La sonrisa de Sam se hizo más amplia. Se inclinó para besar a Celaena en la sien.

—Mejor eso que nada.

Las bocas de ambos se rozaron.

—Perdona por lo que te he dicho antes.

—¿Una disculpa de Celaena Sardothien? —el reflejo de las llamas bailaba en los ojos de Sam—. ¿Estoy soñando?

La asesina se enfurruñó pero él la besó. Celaena le pasó los brazos por el cuello, abrió los labios para recibir la boca de Sam, que gimió cuando las dos lenguas se encontraron. Las manos de la muchacha se enredaron con la cinta que usaba Sam para sujetarse la espada a la espalda. Celaena se retiró el tiempo suficiente para que él desabrochara la hebilla que le cruzaba el pecho.

La espada repicó contra el suelo de madera. Sam volvió a mirarla a los ojos y aquel gesto bastó para que ella lo atrajera otra vez hacia sí. Él la besó a fondo, pausadamente, como si tuvieran toda una vida por delante para besarse.

A Celaena le gustó. Mucho.

Sam le pasó un brazo por la espalda y el otro por debajo de las rodillas y la cogió en brazos con un movimiento elegante y fluido. Aunque jamás se lo habría dicho, Celaena estuvo a punto de desmayarse.

El chico la llevó al dormitorio y la depositó en la cama con suavidad. Sam se retiró solo el tiempo suficiente para quitarse aquellas manoplas letales de las muñecas, y luego las botas, la capa, el jubón y la camisa. Celaena contempló la piel dorada de su amigo, el pecho musculoso, las delgadas cicatrices que recorrían su torso. La joven tenía el pulso tan acelerado que apenas podía respirar.

Sam era suyo. Aquella criatura magnífica y poderosa era suya.
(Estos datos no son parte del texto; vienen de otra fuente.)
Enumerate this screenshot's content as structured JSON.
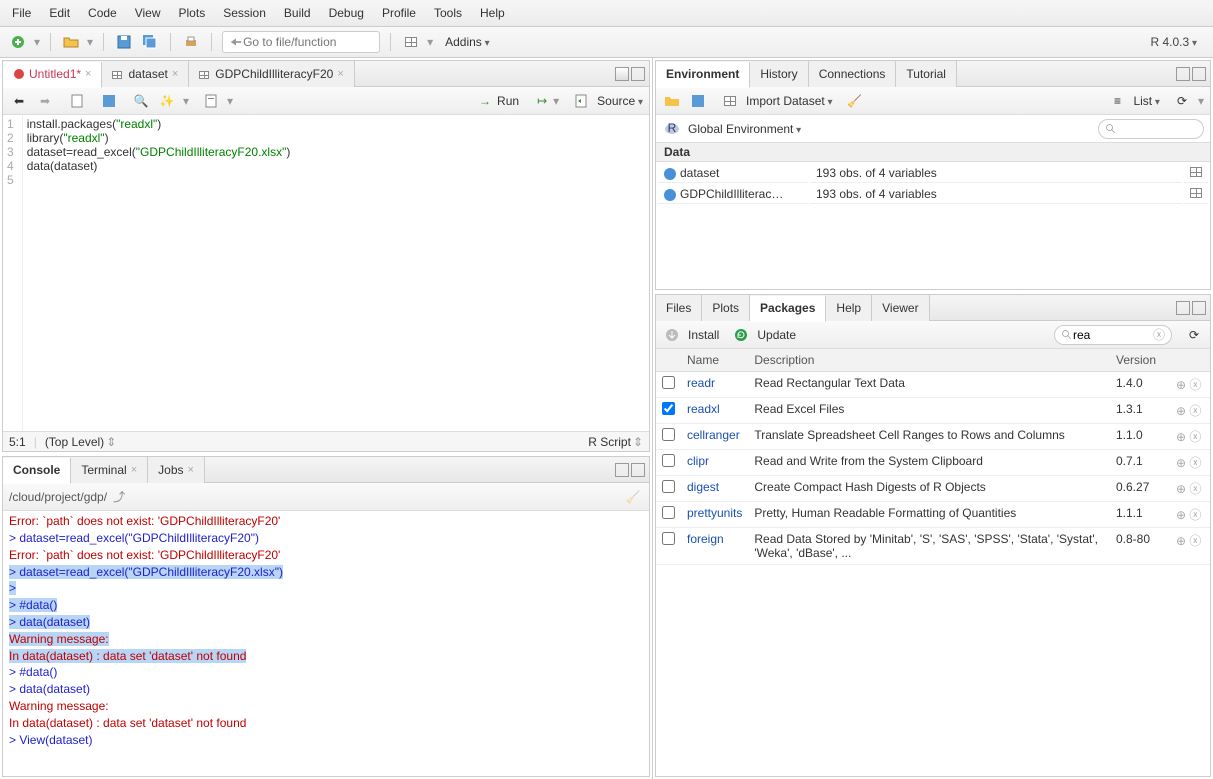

La boca de Sam volvió a buscar la de Celaena al mismo tiempo que la acomodaba en la cama. Abajo, cada vez más abajo, las manos expertas del chico exploraba cada palmo de su ser hasta que Celaena cayó de espaldas y él se apoyó en los antebrazos para sostenerse sobre ella. Sam le besó el cuello y Celaena se arqueó hacia él mientras el chico le acariciaba el cuerpo al mismo tiempo que le desabrochaba la túnica. Ella no quería saber dónde había aprendido Sam a hacer aquellas cosas. Porque si alguna vez descubría el nombre de aquellas chicas…

Celaena perdió el aliento cuando él llegó al último botón y le quitó la túnica. Sam miró el cuerpo de la joven, con el aliento entrecortado. Habían llegado aún más lejos otras veces, pero Sam formuló una pregunta con los ojos, un interrogante que llevaba escrito en cada palmo de su cuerpo.

—Esta noche no —susurró ella con las mejillas ardiendo—. Aún no.

—No tengo prisa —repuso él mientras se inclinaba para frotarle la nariz en el hombro.

—Es que… —dioses benditos, debería dejar de hablar. No tenía que darle explicaciones y él no la presionaba, pero…—. Si voy a hacer esto, quiero disfrutar de cada paso del camino.

Sam comprendió a qué se refería al decir «esto»: a la relación que había entre ellos, a ese vínculo que se estaba creando, tan irrompible e implacable que el mismo eje del mundo de Celaena se desplazaba hacia Sam. La idea la aterrorizaba más que ninguna otra cosa.

—Puedo esperar —repitió él con voz ronca, y le besó la clavícula—. Tenemos todo el tiempo del mundo.

Tal vez tuviera razón. Y pasar todo el tiempo del mundo con Sam…

Era un tesoro cuyo precio estaba dispuesta a pagar.